The Courir Du Mardi Gras

(Reference to this Excerpt has been lost, so my thanks to the unknown author whoever you may be.)

Although most people associate Mardi Gras with New Orleans, several communities in the twenty-two parish Cajun homeland of Acadiana sponsor their own Mardi gras celebrations. Meaning "Fat Tuesday" in French, Mardi Gras always occurs the day before Ash Wednesday, the beginning of the Roman Catholic season of Lent (a time of sacrifice for the faithful). Although a large, modern Mardi Gras celebration occurs in urban Lafayette (in central Acadiana), several rural, more traditional Mardi Gras celebrations occur nearby, such as in Mamou, Church Point, Basile, Iota, Kinder, and Eunice. There, groups of Mardi Gras revelers ride on horseback throughout the countryside, visiting houses and begging for ingredients to add to a large communal gumbo to be prepared in town later that day. This tradition is called la courir du Mardi gras (or la course de Mardi Gras) - "the running of the Mardi Gras." The courir's roots lie in the medieval fête de la quémande (a ritual "begging festival"); other medieval remnants include the wearing of pointed hats, miters, and mortarboards to mock the wealthy, the ordained, and the well-educated.

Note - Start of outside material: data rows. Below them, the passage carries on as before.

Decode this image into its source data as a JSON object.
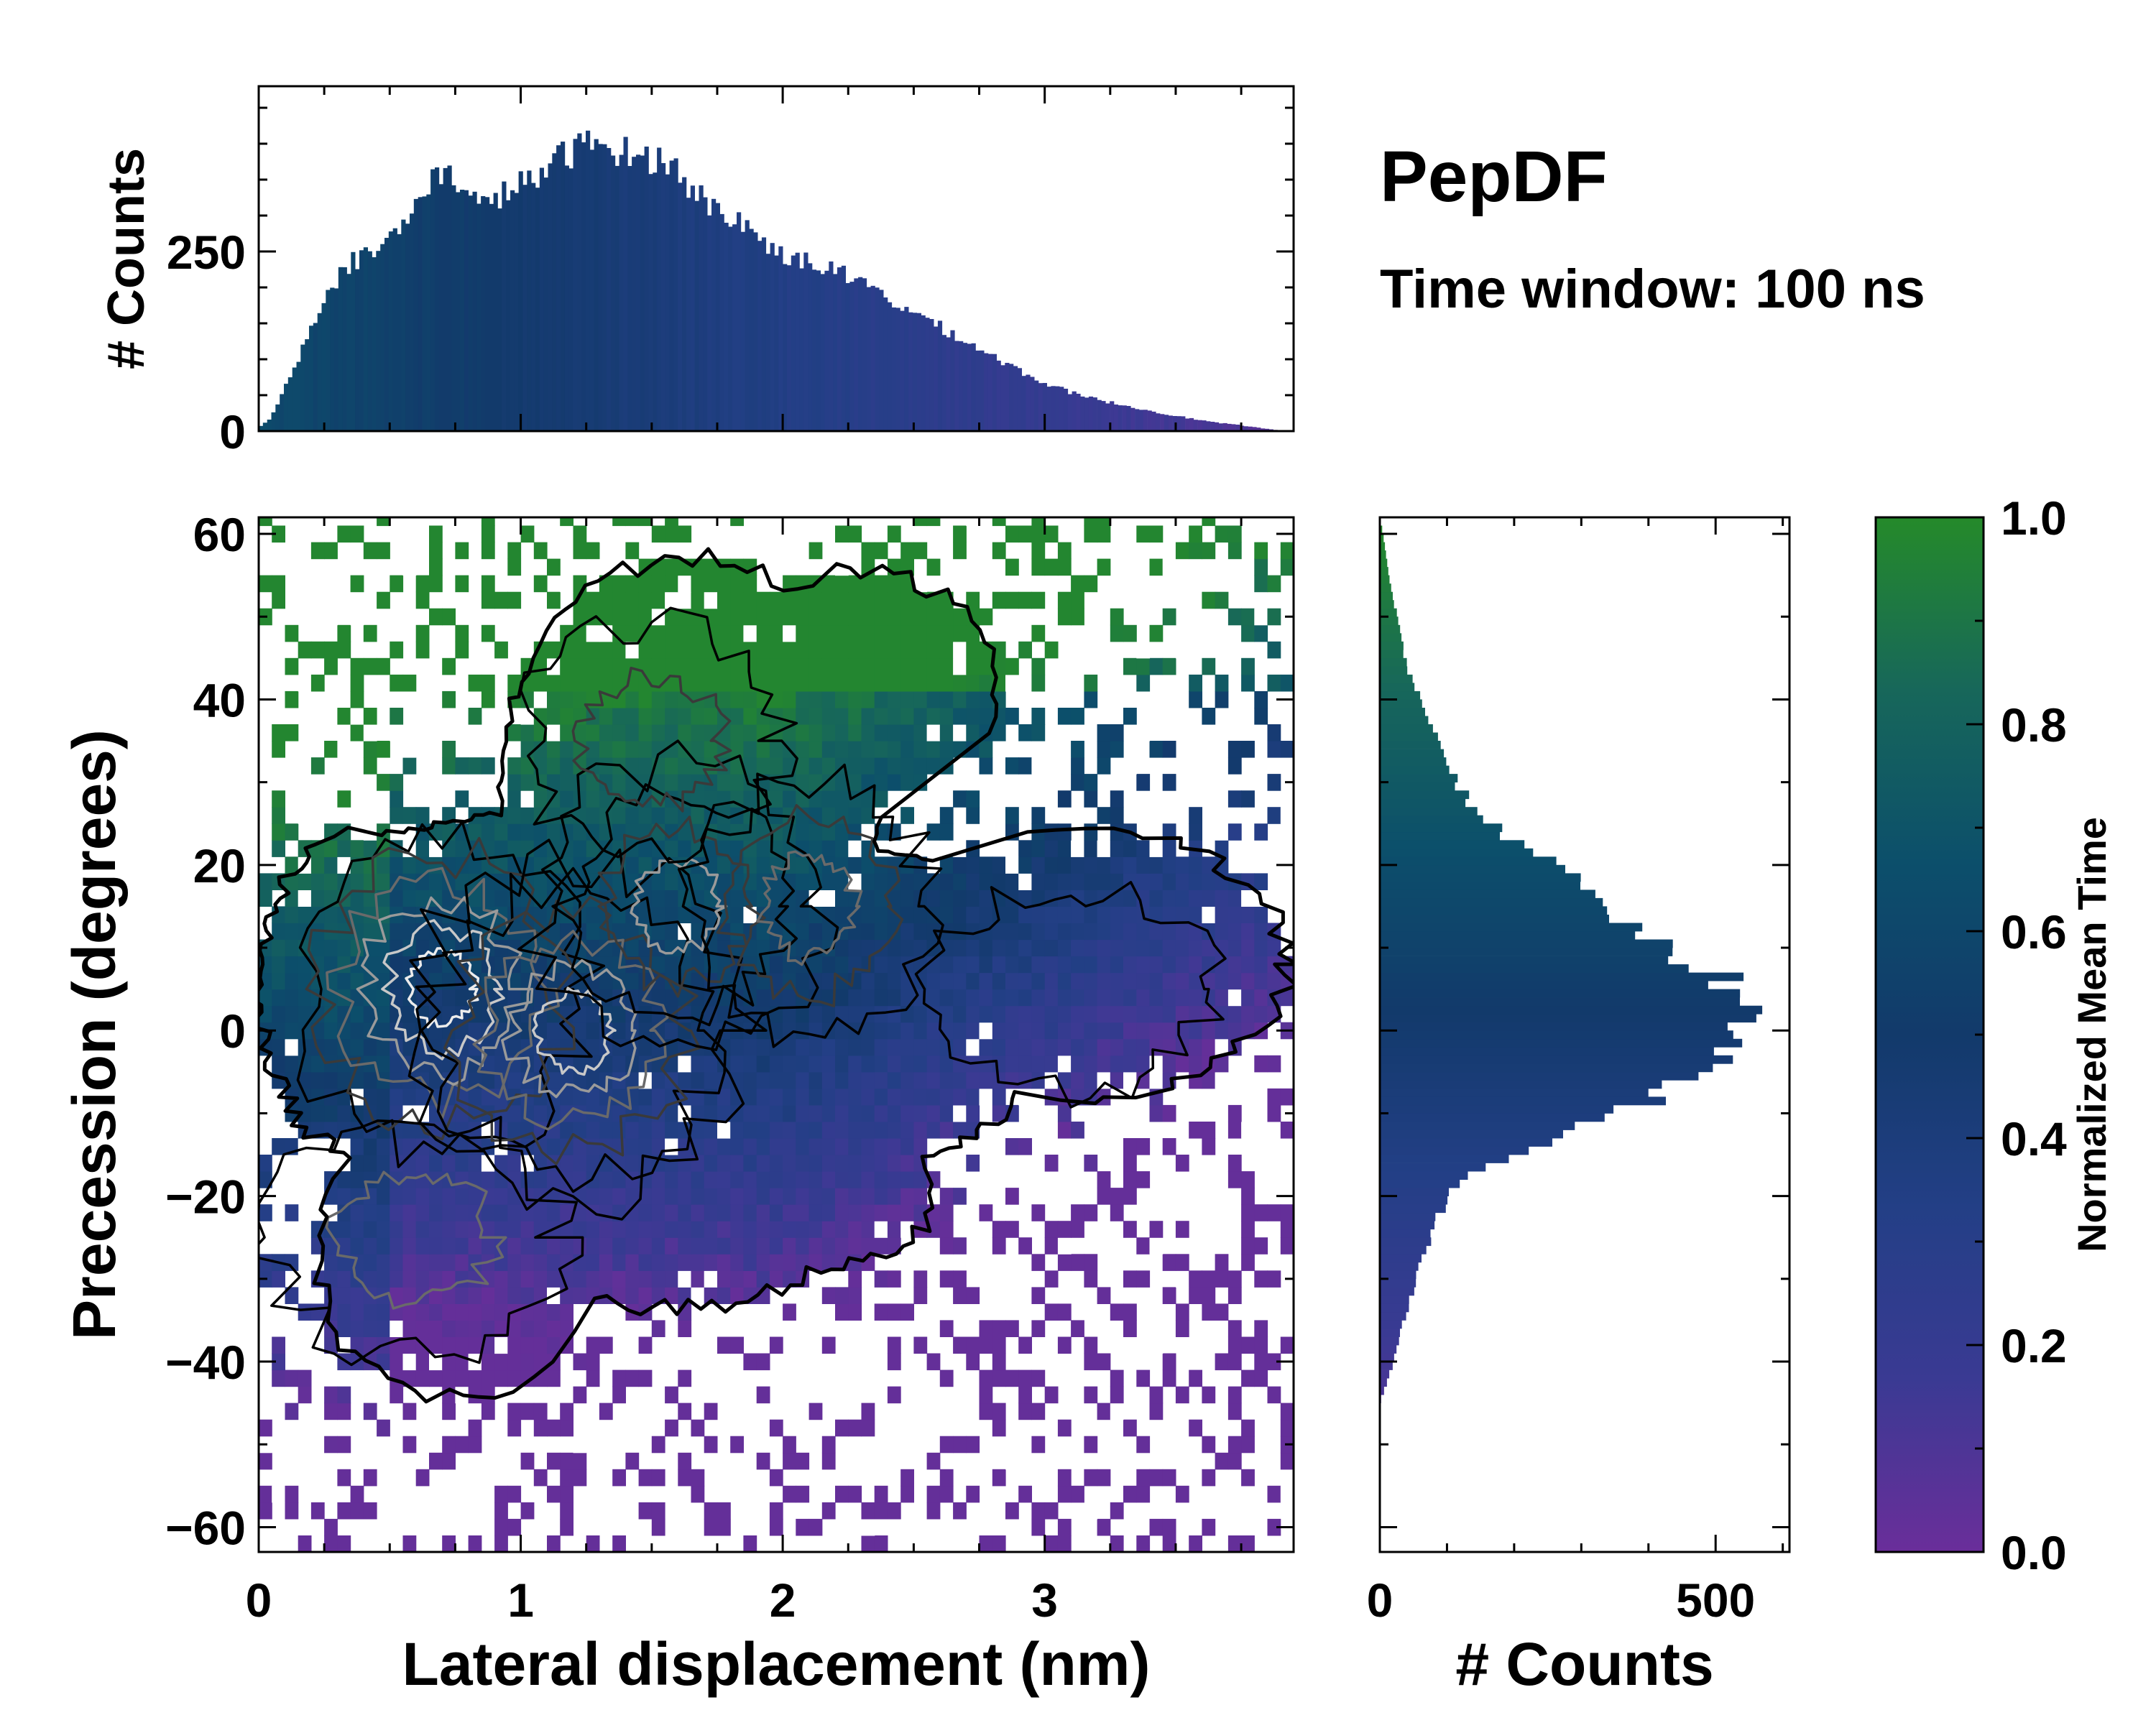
{
  "title": "PepDF",
  "subtitle": "Time window: 100 ns",
  "colors": {
    "colormap": [
      "#6a2e9a",
      "#3a3a93",
      "#233f86",
      "#123a6b",
      "#0c4f6b",
      "#17675a",
      "#258a2a"
    ],
    "contour_levels": [
      "#000000",
      "#3a3a3a",
      "#6a6a6a",
      "#9a9a9a",
      "#c8c8c8",
      "#ececec"
    ],
    "empty_cell": "#ffffff"
  },
  "chart_data": [
    {
      "id": "joint",
      "type": "heatmap",
      "description_style": "2D histogram colored by normalized mean time with density contours",
      "xlabel": "Lateral displacement (nm)",
      "ylabel": "Precession (degrees)",
      "xlim": [
        0,
        3.95
      ],
      "ylim": [
        -63,
        62
      ],
      "xticks": [
        0,
        1,
        2,
        3
      ],
      "xtick_labels": [
        "0",
        "1",
        "2",
        "3"
      ],
      "yticks": [
        -60,
        -40,
        -20,
        0,
        20,
        40,
        60
      ],
      "ytick_labels": [
        "−60",
        "−40",
        "−20",
        "0",
        "20",
        "40",
        "60"
      ],
      "density_peaks": [
        {
          "x": 0.7,
          "y": 5,
          "amp": 1.0,
          "sx": 0.35,
          "sy": 12
        },
        {
          "x": 1.2,
          "y": 0,
          "amp": 0.95,
          "sx": 0.4,
          "sy": 13
        },
        {
          "x": 1.6,
          "y": 15,
          "amp": 0.6,
          "sx": 0.35,
          "sy": 11
        },
        {
          "x": 2.1,
          "y": 15,
          "amp": 0.55,
          "sx": 0.3,
          "sy": 10
        },
        {
          "x": 1.5,
          "y": 35,
          "amp": 0.3,
          "sx": 0.35,
          "sy": 10
        },
        {
          "x": 0.6,
          "y": -25,
          "amp": 0.4,
          "sx": 0.4,
          "sy": 10
        },
        {
          "x": 3.1,
          "y": 5,
          "amp": 0.2,
          "sx": 0.45,
          "sy": 10
        }
      ]
    },
    {
      "id": "x_marginal",
      "type": "bar",
      "ylabel": "# Counts",
      "xlim": [
        0,
        3.95
      ],
      "ylim": [
        0,
        480
      ],
      "yticks": [
        0,
        250
      ],
      "ytick_labels": [
        "0",
        "250"
      ],
      "profile": [
        {
          "x": 0.0,
          "count": 5
        },
        {
          "x": 0.05,
          "count": 20
        },
        {
          "x": 0.15,
          "count": 100
        },
        {
          "x": 0.25,
          "count": 190
        },
        {
          "x": 0.35,
          "count": 235
        },
        {
          "x": 0.45,
          "count": 250
        },
        {
          "x": 0.55,
          "count": 285
        },
        {
          "x": 0.65,
          "count": 350
        },
        {
          "x": 0.75,
          "count": 355
        },
        {
          "x": 0.85,
          "count": 310
        },
        {
          "x": 0.95,
          "count": 335
        },
        {
          "x": 1.05,
          "count": 350
        },
        {
          "x": 1.15,
          "count": 380
        },
        {
          "x": 1.25,
          "count": 400
        },
        {
          "x": 1.35,
          "count": 395
        },
        {
          "x": 1.45,
          "count": 380
        },
        {
          "x": 1.55,
          "count": 380
        },
        {
          "x": 1.65,
          "count": 340
        },
        {
          "x": 1.75,
          "count": 305
        },
        {
          "x": 1.85,
          "count": 290
        },
        {
          "x": 1.95,
          "count": 255
        },
        {
          "x": 2.05,
          "count": 240
        },
        {
          "x": 2.15,
          "count": 230
        },
        {
          "x": 2.25,
          "count": 215
        },
        {
          "x": 2.35,
          "count": 195
        },
        {
          "x": 2.45,
          "count": 175
        },
        {
          "x": 2.55,
          "count": 155
        },
        {
          "x": 2.65,
          "count": 135
        },
        {
          "x": 2.75,
          "count": 115
        },
        {
          "x": 2.85,
          "count": 95
        },
        {
          "x": 2.95,
          "count": 75
        },
        {
          "x": 3.05,
          "count": 60
        },
        {
          "x": 3.15,
          "count": 48
        },
        {
          "x": 3.25,
          "count": 40
        },
        {
          "x": 3.35,
          "count": 32
        },
        {
          "x": 3.45,
          "count": 25
        },
        {
          "x": 3.55,
          "count": 18
        },
        {
          "x": 3.65,
          "count": 12
        },
        {
          "x": 3.75,
          "count": 8
        },
        {
          "x": 3.85,
          "count": 3
        },
        {
          "x": 3.92,
          "count": 0
        }
      ]
    },
    {
      "id": "y_marginal",
      "type": "bar",
      "orientation": "horizontal",
      "xlabel": "# Counts",
      "xlim": [
        0,
        610
      ],
      "xticks": [
        0,
        500
      ],
      "xtick_labels": [
        "0",
        "500"
      ],
      "ylim": [
        -63,
        62
      ],
      "profile": [
        {
          "y": -45,
          "count": 0
        },
        {
          "y": -43,
          "count": 8
        },
        {
          "y": -40,
          "count": 20
        },
        {
          "y": -35,
          "count": 35
        },
        {
          "y": -30,
          "count": 55
        },
        {
          "y": -25,
          "count": 75
        },
        {
          "y": -20,
          "count": 100
        },
        {
          "y": -17,
          "count": 140
        },
        {
          "y": -15,
          "count": 200
        },
        {
          "y": -12,
          "count": 290
        },
        {
          "y": -8,
          "count": 420
        },
        {
          "y": -4,
          "count": 500
        },
        {
          "y": 0,
          "count": 540
        },
        {
          "y": 3,
          "count": 545
        },
        {
          "y": 6,
          "count": 520
        },
        {
          "y": 9,
          "count": 440
        },
        {
          "y": 13,
          "count": 360
        },
        {
          "y": 17,
          "count": 310
        },
        {
          "y": 20,
          "count": 270
        },
        {
          "y": 23,
          "count": 190
        },
        {
          "y": 27,
          "count": 140
        },
        {
          "y": 32,
          "count": 100
        },
        {
          "y": 38,
          "count": 70
        },
        {
          "y": 43,
          "count": 45
        },
        {
          "y": 48,
          "count": 30
        },
        {
          "y": 52,
          "count": 20
        },
        {
          "y": 56,
          "count": 12
        },
        {
          "y": 60,
          "count": 5
        },
        {
          "y": 62,
          "count": 0
        }
      ]
    },
    {
      "id": "colorbar",
      "type": "colorbar",
      "label": "Normalized Mean Time",
      "range": [
        0.0,
        1.0
      ],
      "ticks": [
        0.0,
        0.2,
        0.4,
        0.6,
        0.8,
        1.0
      ],
      "tick_labels": [
        "0.0",
        "0.2",
        "0.4",
        "0.6",
        "0.8",
        "1.0"
      ]
    }
  ]
}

Most costumes are homemade and extremely colorful, and allow individuals to mock the usual social order: men dress as women, for instance, or the rich dress as the poor (and vice versa). Many riders, however, prefer to dress simply as clowns or monsters. The celebration sometimes involves sexual imagery, as, for instance, when riders use whips to flog one another. Cajun musicians accompany the revelers on their trek across the countryside. Despite its apparent abandon, the courir is not entirely without rules; these are enforced by the riders' leader, called la capitaine: for instance, riders cannot enter private property without the permission of the capitaine. For young Cajuns, the courir serves as a rite of passage into adulthood; for older Cajuns, it promotes ritual bonding.

Unfortunately, in recent years a growing number of outsiders have invaded the rural Mardi gras celebrations, and in doing so have interfered with this important Cajun tradition. As folklorist Barry Jean Ancelet has noted, "The countless photographers, journalists, ethnographers, and other 'foreign' observers who accompany huge processions . . . impede their progress through the countryside." As a result, some communities now hold a separate Mardi Gras celebration in town, to keep outsiders from accompanying the riders on their journey. Others, however, have taken the opposite approach, and have embraced outsiders as a means of attracting tourists, and their money, to rural south Louisiana.